How often do you recommend water changes...and what would be a good amount of water to change each time?
Also, if I do frequent water changes, could I safely introduce a medium size black moor goldfish into the tank? Would three fish be too many for the size of the tank?
I don’t want to over crowd or ruin the water quality in the tank.
Fluval Aqua Clear 110 Power Filters can move a lot of water, I know, I had one. They are recommended for aquariums up to 110 US gallons, so two will be plenty for your 75 gallons.
With just two 4.5 inch (body length?) fantails in an aquarium of this size, they have plenty of room to grow.
Your question regarding water changes is a good one as although you have a huge filtering capacity, water quality does degrade over time, just more slowly in an aquarium of your size.
A lot of enthusiasts make regular partial water changes, and hope they are changing the correct amount.
If the fish don't die, they assume their water change regime is correct.
If they are lucky, this hit and miss method will work for a while, but eventually something will change such as adding new fish, the existing fish growing, or even changing the food, which will cause an outbreak of disease as water quality drops.
The trick here is not
to guess, but actually test when and how much water needs to be changed.
All you need is a fresh water test kit available from the better pet stores or specialist fish shops, and start testing.

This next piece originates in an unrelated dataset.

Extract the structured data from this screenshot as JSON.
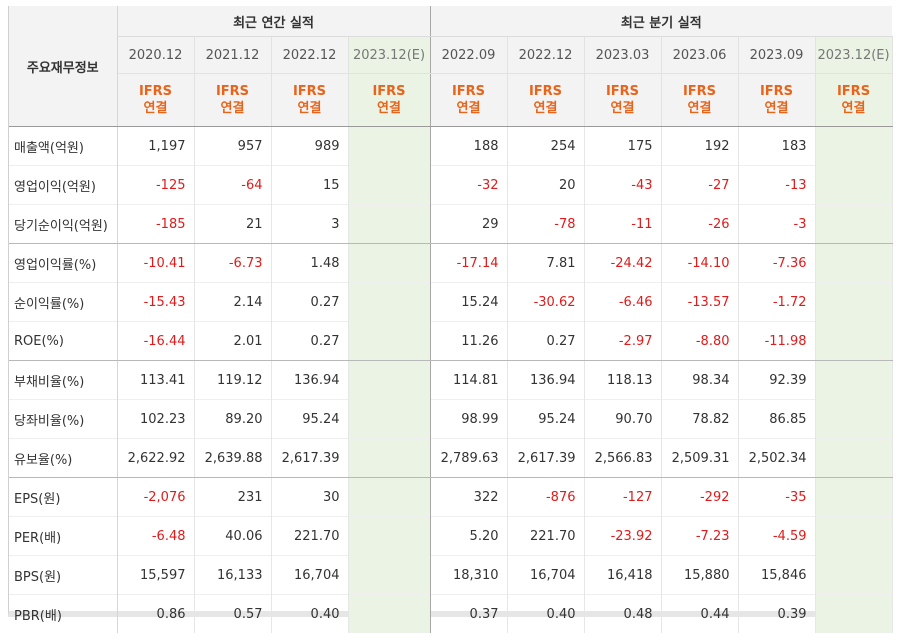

Don't get test strips, they are notoriously inaccurate, get one with test tubes and chemicals that test for ammonia, nitrites, nitrates and pH.
The water parameters you are aiming for are zero ammonia and nitrites, (I assume your filters have gone through the nitrogen cycle), nitrates below 30 ppm (parts per million) and pH around 7.0-7.4.
When your aquarium water starts to move outside these parameters, a water change is required.
You will need to test your water source so you know what your starting point is. For instance your fresh water may actually have a pH of 6.8.
Your next decision will be whether you want to make more frequent partial changes, or less often complete water changes based on the time the water quality starts to drop.
As it happens, the February 2020 Goldfish Gazette
discusses this in some detail.
Regarding the question of adding a Black Moor, the only issue is competition for food.
Telescopic eyed Goldfish such as Moors are myopic. In an aquarium with normal eyed fish, these will always get to the food first, or get the majority of the food, and the Moor slowly starves.
If you ensure the Moor gets his fair share, there is no problem regarding room, you have plenty.